São os filhos do deserto, Onde a terra esposa a luz. Onde vive em campo aberto A tribo dos homens nus... São os guerreiros ousados Que com os tigres mosqueados Combatem na solidão. Ontem simples, fortes, bravos. Hoje míseros escravos,

Sem luz, sem ar, sem razão. . .

São mulheres desgraçadas, Como Agar o foi também. Que sedentas, alquebradas, De longe... bem longe vêm... Trazendo com tíbios passos, Filhos e algemas nos braços, N'alma — lágrimas e fel... Como Agar sofrendo tanto, Que nem o leite de pranto

Têm que dar para Ismael.

Lá nas areias infindas, Das palmeiras no país, Nasceram crianças lindas, Viveram moças gentis... Passa um dia a caravana, Quando a virgem na cabana Cisma da noite nos véus ... ... Adeus, ó choça do monte, ... Adeus, palmeiras da fonte!...

... Adeus, amores... adeus!...

Depois, o areal extenso... Depois, o oceano de pó. Depois no horizonte imenso Desertos... desertos só... E a fome, o cansaço, a sede... Ai! quanto infeliz que cede, E cai p'ra não mais s'erguer!... Vaga um lugar na cadeia, Mas o chacal sobre a areia

Acha um corpo que roer.

Ontem a Serra Leoa, A guerra, a caça ao leão, O sono dormido à toa Sob as tendas d'amplidão! Hoje... o porão negro, fundo, Infecto, apertado, imundo, Tendo a peste por jaguar... E o sono sempre cortado Pelo arranco de um finado,

E o baque de um corpo ao mar...

Ontem plena liberdade, A vontade por poder... Hoje... cúm'lo de maldade, Nem são livres p'ra morrer. . Prende-os a mesma corrente — Férrea, lúgubre serpente — Nas roscas da escravidão. E assim zombando da morte, Dança a lúgubre coorte

Ao som do açoute... Irrisão!...

Senhor Deus dos desgraçados! Dizei-me vós, Senhor Deus, Se eu deliro... ou se é verdade Tanto horror perante os céus?!... Ó mar, por que não apagas Co'a esponja de tuas vagas Do teu manto este borrão? Astros! noites! tempestades! Rolai das imensidades!

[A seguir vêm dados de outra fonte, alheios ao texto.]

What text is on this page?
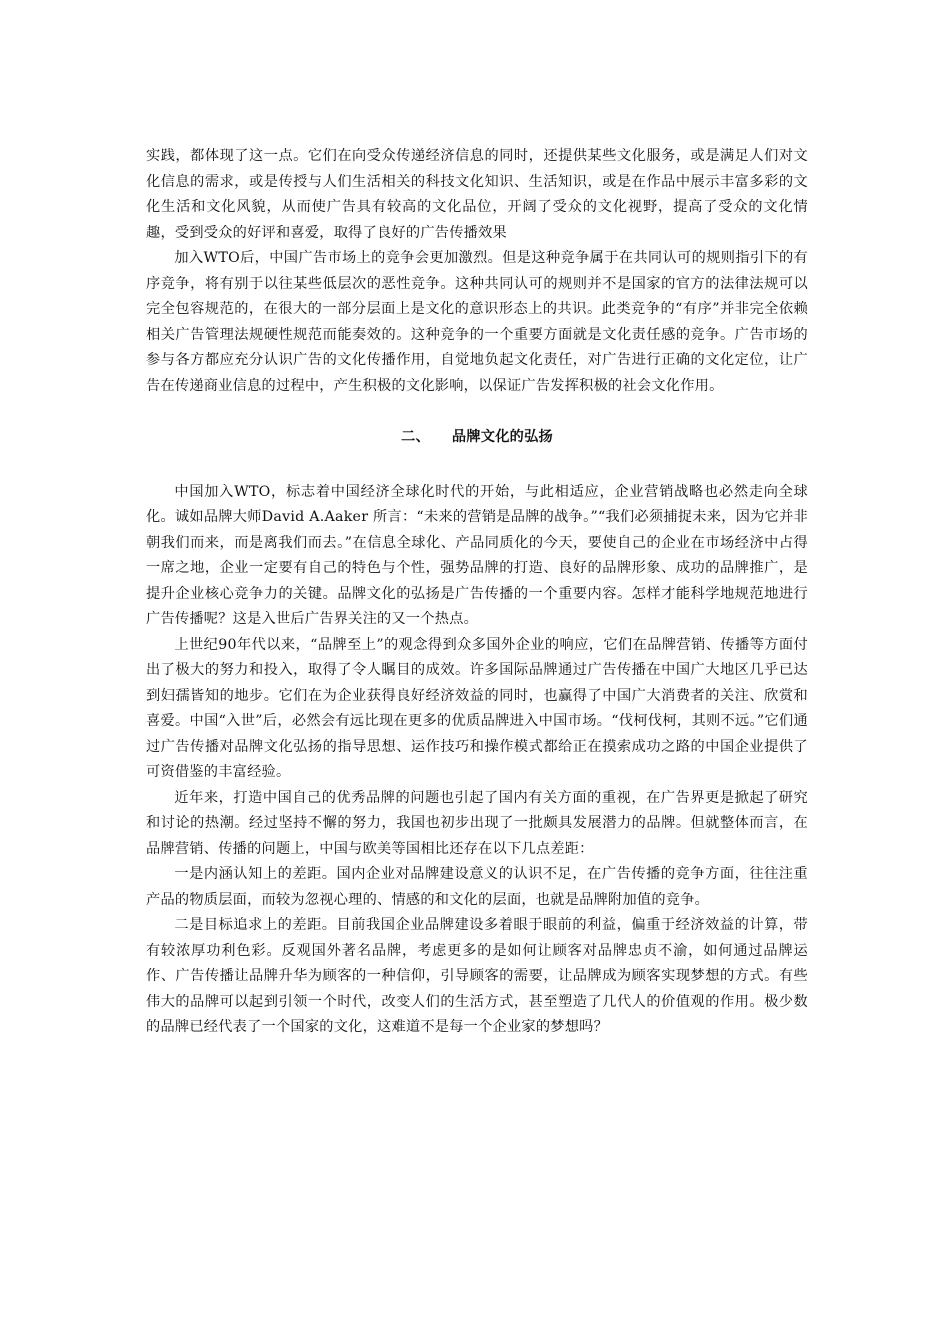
实践，都体现了这一点。它们在向受众传递经济信息的同时，还提供某些文化服务，或是满足人们对文化信息的需求，或是传授与人们生活相关的科技文化知识、生活知识，或是在作品中展示丰富多彩的文化生活和文化风貌，从而使广告具有较高的文化品位，开阔了受众的文化视野，提高了受众的文化情趣，受到受众的好评和喜爱，取得了良好的广告传播效果

加入WTO后，中国广告市场上的竞争会更加激烈。但是这种竞争属于在共同认可的规则指引下的有序竞争，将有别于以往某些低层次的恶性竞争。这种共同认可的规则并不是国家的官方的法律法规可以完全包容规范的，在很大的一部分层面上是文化的意识形态上的共识。此类竞争的“有序”并非完全依赖相关广告管理法规硬性规范而能奏效的。这种竞争的一个重要方面就是文化责任感的竞争。广告市场的参与各方都应充分认识广告的文化传播作用，自觉地负起文化责任，对广告进行正确的文化定位，让广告在传递商业信息的过程中，产生积极的文化影响，以保证广告发挥积极的社会文化作用。

二、 品牌文化的弘扬

中国加入WTO，标志着中国经济全球化时代的开始，与此相适应，企业营销战略也必然走向全球化。诚如品牌大师David A.Aaker 所言：“未来的营销是品牌的战争。”“我们必须捕捉未来，因为它并非朝我们而来，而是离我们而去。”在信息全球化、产品同质化的今天，要使自己的企业在市场经济中占得一席之地，企业一定要有自己的特色与个性，强势品牌的打造、良好的品牌形象、成功的品牌推广，是提升企业核心竞争力的关键。品牌文化的弘扬是广告传播的一个重要内容。怎样才能科学地规范地进行广告传播呢？这是入世后广告界关注的又一个热点。

上世纪90年代以来，“品牌至上”的观念得到众多国外企业的响应，它们在品牌营销、传播等方面付出了极大的努力和投入，取得了令人瞩目的成效。许多国际品牌通过广告传播在中国广大地区几乎已达到妇孺皆知的地步。它们在为企业获得良好经济效益的同时，也赢得了中国广大消费者的关注、欣赏和喜爱。中国“入世”后，必然会有远比现在更多的优质品牌进入中国市场。“伐柯伐柯，其则不远。”它们通过广告传播对品牌文化弘扬的指导思想、运作技巧和操作模式都给正在摸索成功之路的中国企业提供了可资借鉴的丰富经验。

近年来，打造中国自己的优秀品牌的问题也引起了国内有关方面的重视，在广告界更是掀起了研究和讨论的热潮。经过坚持不懈的努力，我国也初步出现了一批颇具发展潜力的品牌。但就整体而言，在品牌营销、传播的问题上，中国与欧美等国相比还存在以下几点差距：

一是内涵认知上的差距。国内企业对品牌建设意义的认识不足，在广告传播的竞争方面，往往注重产品的物质层面，而较为忽视心理的、情感的和文化的层面，也就是品牌附加值的竞争。

二是目标追求上的差距。目前我国企业品牌建设多着眼于眼前的利益，偏重于经济效益的计算，带有较浓厚功利色彩。反观国外著名品牌，考虑更多的是如何让顾客对品牌忠贞不渝，如何通过品牌运作、广告传播让品牌升华为顾客的一种信仰，引导顾客的需要，让品牌成为顾客实现梦想的方式。有些伟大的品牌可以起到引领一个时代，改变人们的生活方式，甚至塑造了几代人的价值观的作用。极少数的品牌已经代表了一个国家的文化，这难道不是每一个企业家的梦想吗？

Varrei os mares, tufão! ...

VI

Existe um povo que a bandeira empresta P'ra cobrir tanta infâmia e cobardia!... E deixa-a transformar-se nessa festa Em manto impuro de bacante fria!... Meu Deus! meu Deus! mas que bandeira é esta, Que impudente na gávea tripudia? Silêncio. Musa... chora, e chora tanto

Que o pavilhão se lave no teu pranto! ...

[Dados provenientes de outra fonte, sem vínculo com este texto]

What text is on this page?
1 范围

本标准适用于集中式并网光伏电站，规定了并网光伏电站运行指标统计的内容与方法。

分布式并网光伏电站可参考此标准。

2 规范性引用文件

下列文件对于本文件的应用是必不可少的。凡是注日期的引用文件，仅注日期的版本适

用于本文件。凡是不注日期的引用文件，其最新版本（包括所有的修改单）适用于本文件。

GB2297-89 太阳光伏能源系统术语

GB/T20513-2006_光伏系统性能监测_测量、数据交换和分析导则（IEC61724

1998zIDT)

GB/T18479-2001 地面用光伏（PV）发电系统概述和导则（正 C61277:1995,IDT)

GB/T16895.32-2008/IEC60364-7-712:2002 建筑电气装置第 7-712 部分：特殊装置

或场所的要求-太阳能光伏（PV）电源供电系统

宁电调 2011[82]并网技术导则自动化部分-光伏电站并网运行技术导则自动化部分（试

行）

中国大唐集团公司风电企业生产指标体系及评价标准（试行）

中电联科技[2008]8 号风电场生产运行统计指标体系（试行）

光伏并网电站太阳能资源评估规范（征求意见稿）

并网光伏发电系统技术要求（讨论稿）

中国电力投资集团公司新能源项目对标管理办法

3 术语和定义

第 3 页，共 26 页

Auriverde pendão de minha terra, Que a brisa do Brasil beija e balança, Estandarte que a luz do sol encerra E as promessas divinas da esperança... Tu que, da liberdade após a guerra, Foste hasteado dos heróis na lança Antes te houvessem roto na batalha,

Que servires a um povo de mortalha!...

Fatalidade atroz que a mente esmaga! Extingue nesta hora o brigue imundo O trilho que Colombo abriu nas vagas, Como um íris no pélago profundo! Mas é infâmia demais! ... Da etérea plaga Levantai-vos, heróis do Novo Mundo! Andrada! arranca esse pendão dos ares!

Colombo! fecha a porta dos teus mares!